My mouth goes dry, and my entire body tenses as a wave of shocking heat goes through me. It feels like an instinctual, primal response, my body momentarily forgetting who this man is, and instead only seeing him as the handsome, chiseled figure that he is, his long-fingered hand wrapped around his straining cock as he strokes it, thrusting into his hand. I’ve never seen a man touch himself before, especially not so fiercely, and I can’t move, transfixed.

He’s holding a photo in his other hand, glossy and slightly crumpled as if he’s held it often, and though I can’t really make out who’s in it, I catch a glimpse of blonde hair and a slender face. My heart thuds in my chest, fear trickling through me to tangle with the heated curiosity sliding through my veins.Is that one of the women who were here before me? Is she why he always looks so guilty? Why he can’t look me in the eye?

I know I should back away, stop watching. I should go downstairs before he catches me. I can’t imagine how angry he’ll be if he does, especially since he told me specifically not to look in or go into his room—but I can’t make myself tear my eyes away. His body is magnificent, even in his current state of health, his face taut with pleasure, his dark hair flopping forward into his face. He looks fierce, masculine, and sexual in a way that I only experienced once before when I saw the hedonistic tableau in Kaito’s mansion. I’d been drawn to it then despite myself. I find myself feeling that again—the shiver down my spine, the throb between my thighs, a strange hollow ache for something that I don’t really understand.

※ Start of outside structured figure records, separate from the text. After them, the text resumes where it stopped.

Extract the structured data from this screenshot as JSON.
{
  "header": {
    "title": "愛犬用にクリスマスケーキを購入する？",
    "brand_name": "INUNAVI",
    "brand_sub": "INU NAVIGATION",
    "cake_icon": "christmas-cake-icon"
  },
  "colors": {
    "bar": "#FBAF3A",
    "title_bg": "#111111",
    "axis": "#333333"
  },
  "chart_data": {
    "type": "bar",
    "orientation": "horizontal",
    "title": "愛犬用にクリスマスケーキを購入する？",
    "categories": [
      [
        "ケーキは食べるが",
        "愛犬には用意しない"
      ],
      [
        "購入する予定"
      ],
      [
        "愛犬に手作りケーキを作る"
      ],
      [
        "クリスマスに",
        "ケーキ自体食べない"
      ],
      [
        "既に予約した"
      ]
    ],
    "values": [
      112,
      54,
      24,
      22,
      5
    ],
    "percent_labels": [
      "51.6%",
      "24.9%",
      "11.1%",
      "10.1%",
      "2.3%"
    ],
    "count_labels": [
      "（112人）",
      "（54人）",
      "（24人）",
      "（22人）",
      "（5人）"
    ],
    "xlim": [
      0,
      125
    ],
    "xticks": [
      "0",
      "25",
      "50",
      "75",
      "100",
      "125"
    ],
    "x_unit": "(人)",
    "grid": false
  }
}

I know the mechanics of sex, the parts, and how it's done, but I don’t know anything about it beyond that. I’ve never seen it, never experienced anything. I’ve never felt so naïve or innocent as I do at this moment, as I stare at Alexandre stroking his thick cock, his hand jerking feverishly along the length of it. I have no idea what is considered big, but he looks huge to me, filling his fist, long and swollen. For a brief, shameful moment, I imagine myself lying on that bed with my legs locked around his hips, that hand guiding that thick, hard cock into me. A throb of heat jolts through my core, making me shudder and whimper.

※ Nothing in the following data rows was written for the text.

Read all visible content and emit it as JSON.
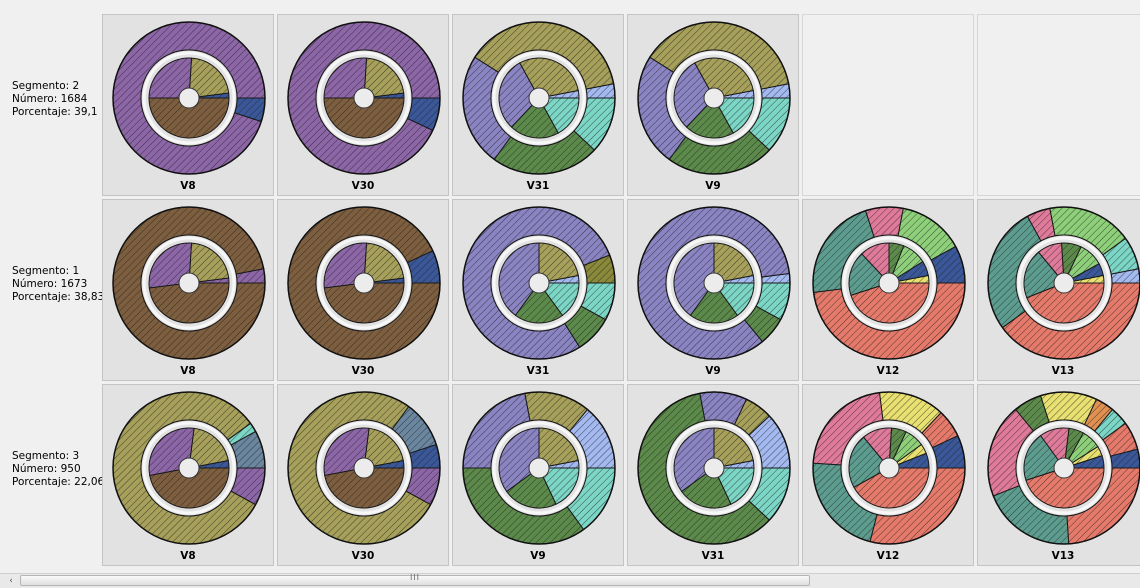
{
  "colors": {
    "purple": "#8c66a6",
    "brown": "#7d5e3f",
    "olive": "#a6a05a",
    "darkolive": "#8a8a3a",
    "blue": "#3a5899",
    "lightblue": "#a3b9f0",
    "slate": "#8a84c2",
    "green": "#5b8a4a",
    "lightgreen": "#8ed07a",
    "aqua": "#7cd6c6",
    "teal": "#5d9d8f",
    "salmon": "#e57a6b",
    "pink": "#e07a9a",
    "yellow": "#e8e070",
    "orange": "#e09050",
    "steel": "#6b87a0"
  },
  "scrollbar": {
    "left_arrow": "‹",
    "grip": "III"
  },
  "rows": [
    {
      "label": {
        "segment": "Segmento: 2",
        "number": "Número: 1684",
        "percent": "Porcentaje: 39,1"
      },
      "cells": [
        {
          "name": "V8",
          "outer": [
            {
              "color": "purple",
              "v": 95
            },
            {
              "color": "blue",
              "v": 5
            }
          ],
          "inner": [
            {
              "color": "blue",
              "v": 2
            },
            {
              "color": "olive",
              "v": 22
            },
            {
              "color": "purple",
              "v": 26
            },
            {
              "color": "brown",
              "v": 50
            }
          ]
        },
        {
          "name": "V30",
          "outer": [
            {
              "color": "purple",
              "v": 93
            },
            {
              "color": "blue",
              "v": 7
            }
          ],
          "inner": [
            {
              "color": "blue",
              "v": 2
            },
            {
              "color": "olive",
              "v": 22
            },
            {
              "color": "purple",
              "v": 26
            },
            {
              "color": "brown",
              "v": 50
            }
          ]
        },
        {
          "name": "V31",
          "outer": [
            {
              "color": "lightblue",
              "v": 3
            },
            {
              "color": "olive",
              "v": 38
            },
            {
              "color": "slate",
              "v": 24
            },
            {
              "color": "green",
              "v": 23
            },
            {
              "color": "aqua",
              "v": 12
            }
          ],
          "inner": [
            {
              "color": "lightblue",
              "v": 3
            },
            {
              "color": "olive",
              "v": 30
            },
            {
              "color": "slate",
              "v": 30
            },
            {
              "color": "green",
              "v": 20
            },
            {
              "color": "aqua",
              "v": 17
            }
          ]
        },
        {
          "name": "V9",
          "outer": [
            {
              "color": "lightblue",
              "v": 3
            },
            {
              "color": "olive",
              "v": 38
            },
            {
              "color": "slate",
              "v": 24
            },
            {
              "color": "green",
              "v": 23
            },
            {
              "color": "aqua",
              "v": 12
            }
          ],
          "inner": [
            {
              "color": "lightblue",
              "v": 3
            },
            {
              "color": "olive",
              "v": 30
            },
            {
              "color": "slate",
              "v": 30
            },
            {
              "color": "green",
              "v": 20
            },
            {
              "color": "aqua",
              "v": 17
            }
          ]
        },
        {
          "name": "",
          "empty": true
        },
        {
          "name": "",
          "empty": true
        }
      ]
    },
    {
      "label": {
        "segment": "Segmento: 1",
        "number": "Número: 1673",
        "percent": "Porcentaje: 38,83"
      },
      "cells": [
        {
          "name": "V8",
          "outer": [
            {
              "color": "purple",
              "v": 3
            },
            {
              "color": "brown",
              "v": 97
            }
          ],
          "inner": [
            {
              "color": "purple",
              "v": 2
            },
            {
              "color": "olive",
              "v": 22
            },
            {
              "color": "purple",
              "v": 28
            },
            {
              "color": "brown",
              "v": 48
            }
          ]
        },
        {
          "name": "V30",
          "outer": [
            {
              "color": "blue",
              "v": 7
            },
            {
              "color": "brown",
              "v": 93
            }
          ],
          "inner": [
            {
              "color": "blue",
              "v": 2
            },
            {
              "color": "olive",
              "v": 22
            },
            {
              "color": "purple",
              "v": 28
            },
            {
              "color": "brown",
              "v": 48
            }
          ]
        },
        {
          "name": "V31",
          "outer": [
            {
              "color": "darkolive",
              "v": 6
            },
            {
              "color": "slate",
              "v": 78
            },
            {
              "color": "green",
              "v": 8
            },
            {
              "color": "aqua",
              "v": 8
            }
          ],
          "inner": [
            {
              "color": "lightblue",
              "v": 3
            },
            {
              "color": "olive",
              "v": 22
            },
            {
              "color": "slate",
              "v": 40
            },
            {
              "color": "green",
              "v": 20
            },
            {
              "color": "aqua",
              "v": 15
            }
          ]
        },
        {
          "name": "V9",
          "outer": [
            {
              "color": "lightblue",
              "v": 2
            },
            {
              "color": "slate",
              "v": 84
            },
            {
              "color": "green",
              "v": 6
            },
            {
              "color": "aqua",
              "v": 8
            }
          ],
          "inner": [
            {
              "color": "lightblue",
              "v": 3
            },
            {
              "color": "olive",
              "v": 22
            },
            {
              "color": "slate",
              "v": 40
            },
            {
              "color": "green",
              "v": 20
            },
            {
              "color": "aqua",
              "v": 15
            }
          ]
        },
        {
          "name": "V12",
          "outer": [
            {
              "color": "blue",
              "v": 8
            },
            {
              "color": "lightgreen",
              "v": 14
            },
            {
              "color": "pink",
              "v": 8
            },
            {
              "color": "teal",
              "v": 22
            },
            {
              "color": "salmon",
              "v": 48
            }
          ],
          "inner": [
            {
              "color": "yellow",
              "v": 3
            },
            {
              "color": "blue",
              "v": 6
            },
            {
              "color": "lightgreen",
              "v": 10
            },
            {
              "color": "green",
              "v": 6
            },
            {
              "color": "pink",
              "v": 12
            },
            {
              "color": "teal",
              "v": 18
            },
            {
              "color": "salmon",
              "v": 45
            }
          ]
        },
        {
          "name": "V13",
          "outer": [
            {
              "color": "lightblue",
              "v": 3
            },
            {
              "color": "aqua",
              "v": 7
            },
            {
              "color": "lightgreen",
              "v": 18
            },
            {
              "color": "pink",
              "v": 5
            },
            {
              "color": "teal",
              "v": 27
            },
            {
              "color": "salmon",
              "v": 40
            }
          ],
          "inner": [
            {
              "color": "yellow",
              "v": 3
            },
            {
              "color": "blue",
              "v": 5
            },
            {
              "color": "lightgreen",
              "v": 10
            },
            {
              "color": "green",
              "v": 8
            },
            {
              "color": "pink",
              "v": 10
            },
            {
              "color": "teal",
              "v": 20
            },
            {
              "color": "salmon",
              "v": 44
            }
          ]
        }
      ]
    },
    {
      "label": {
        "segment": "Segmento: 3",
        "number": "Número: 950",
        "percent": "Porcentaje: 22,06"
      },
      "cells": [
        {
          "name": "V8",
          "outer": [
            {
              "color": "steel",
              "v": 8
            },
            {
              "color": "aqua",
              "v": 2
            },
            {
              "color": "olive",
              "v": 82
            },
            {
              "color": "purple",
              "v": 8
            }
          ],
          "inner": [
            {
              "color": "blue",
              "v": 3
            },
            {
              "color": "olive",
              "v": 20
            },
            {
              "color": "purple",
              "v": 30
            },
            {
              "color": "brown",
              "v": 47
            }
          ]
        },
        {
          "name": "V30",
          "outer": [
            {
              "color": "blue",
              "v": 5
            },
            {
              "color": "steel",
              "v": 10
            },
            {
              "color": "olive",
              "v": 77
            },
            {
              "color": "purple",
              "v": 8
            }
          ],
          "inner": [
            {
              "color": "blue",
              "v": 3
            },
            {
              "color": "olive",
              "v": 20
            },
            {
              "color": "purple",
              "v": 30
            },
            {
              "color": "brown",
              "v": 47
            }
          ]
        },
        {
          "name": "V9",
          "outer": [
            {
              "color": "lightblue",
              "v": 14
            },
            {
              "color": "olive",
              "v": 14
            },
            {
              "color": "slate",
              "v": 22
            },
            {
              "color": "green",
              "v": 35
            },
            {
              "color": "aqua",
              "v": 15
            }
          ],
          "inner": [
            {
              "color": "lightblue",
              "v": 3
            },
            {
              "color": "olive",
              "v": 22
            },
            {
              "color": "slate",
              "v": 35
            },
            {
              "color": "green",
              "v": 22
            },
            {
              "color": "aqua",
              "v": 18
            }
          ]
        },
        {
          "name": "V31",
          "outer": [
            {
              "color": "lightblue",
              "v": 12
            },
            {
              "color": "olive",
              "v": 6
            },
            {
              "color": "slate",
              "v": 10
            },
            {
              "color": "green",
              "v": 60
            },
            {
              "color": "aqua",
              "v": 12
            }
          ],
          "inner": [
            {
              "color": "lightblue",
              "v": 3
            },
            {
              "color": "olive",
              "v": 22
            },
            {
              "color": "slate",
              "v": 35
            },
            {
              "color": "green",
              "v": 22
            },
            {
              "color": "aqua",
              "v": 18
            }
          ]
        },
        {
          "name": "V12",
          "outer": [
            {
              "color": "blue",
              "v": 7
            },
            {
              "color": "salmon",
              "v": 6
            },
            {
              "color": "yellow",
              "v": 14
            },
            {
              "color": "pink",
              "v": 22
            },
            {
              "color": "teal",
              "v": 22
            },
            {
              "color": "salmon",
              "v": 29
            }
          ],
          "inner": [
            {
              "color": "blue",
              "v": 6
            },
            {
              "color": "yellow",
              "v": 4
            },
            {
              "color": "lightgreen",
              "v": 8
            },
            {
              "color": "green",
              "v": 6
            },
            {
              "color": "pink",
              "v": 12
            },
            {
              "color": "teal",
              "v": 22
            },
            {
              "color": "salmon",
              "v": 42
            }
          ]
        },
        {
          "name": "V13",
          "outer": [
            {
              "color": "blue",
              "v": 4
            },
            {
              "color": "salmon",
              "v": 6
            },
            {
              "color": "aqua",
              "v": 4
            },
            {
              "color": "orange",
              "v": 4
            },
            {
              "color": "yellow",
              "v": 12
            },
            {
              "color": "green",
              "v": 6
            },
            {
              "color": "pink",
              "v": 20
            },
            {
              "color": "teal",
              "v": 20
            },
            {
              "color": "salmon",
              "v": 24
            }
          ],
          "inner": [
            {
              "color": "blue",
              "v": 5
            },
            {
              "color": "yellow",
              "v": 4
            },
            {
              "color": "lightgreen",
              "v": 8
            },
            {
              "color": "green",
              "v": 6
            },
            {
              "color": "pink",
              "v": 12
            },
            {
              "color": "teal",
              "v": 20
            },
            {
              "color": "salmon",
              "v": 45
            }
          ]
        }
      ]
    }
  ]
}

Fear follows it at the sound, and I clap my hand over my mouth, but he’s too focused on his own pleasure to notice or hear. I hover there, wanting to see the finish, what happens when a man comes. But just as I’m sure it’s going to happen, as his jaw tightens and his hips jerk rapidly, his breath coming fast and harsh as he fucks his own hand with primal abandon, he suddenly lets go of it, groaning as if in pain.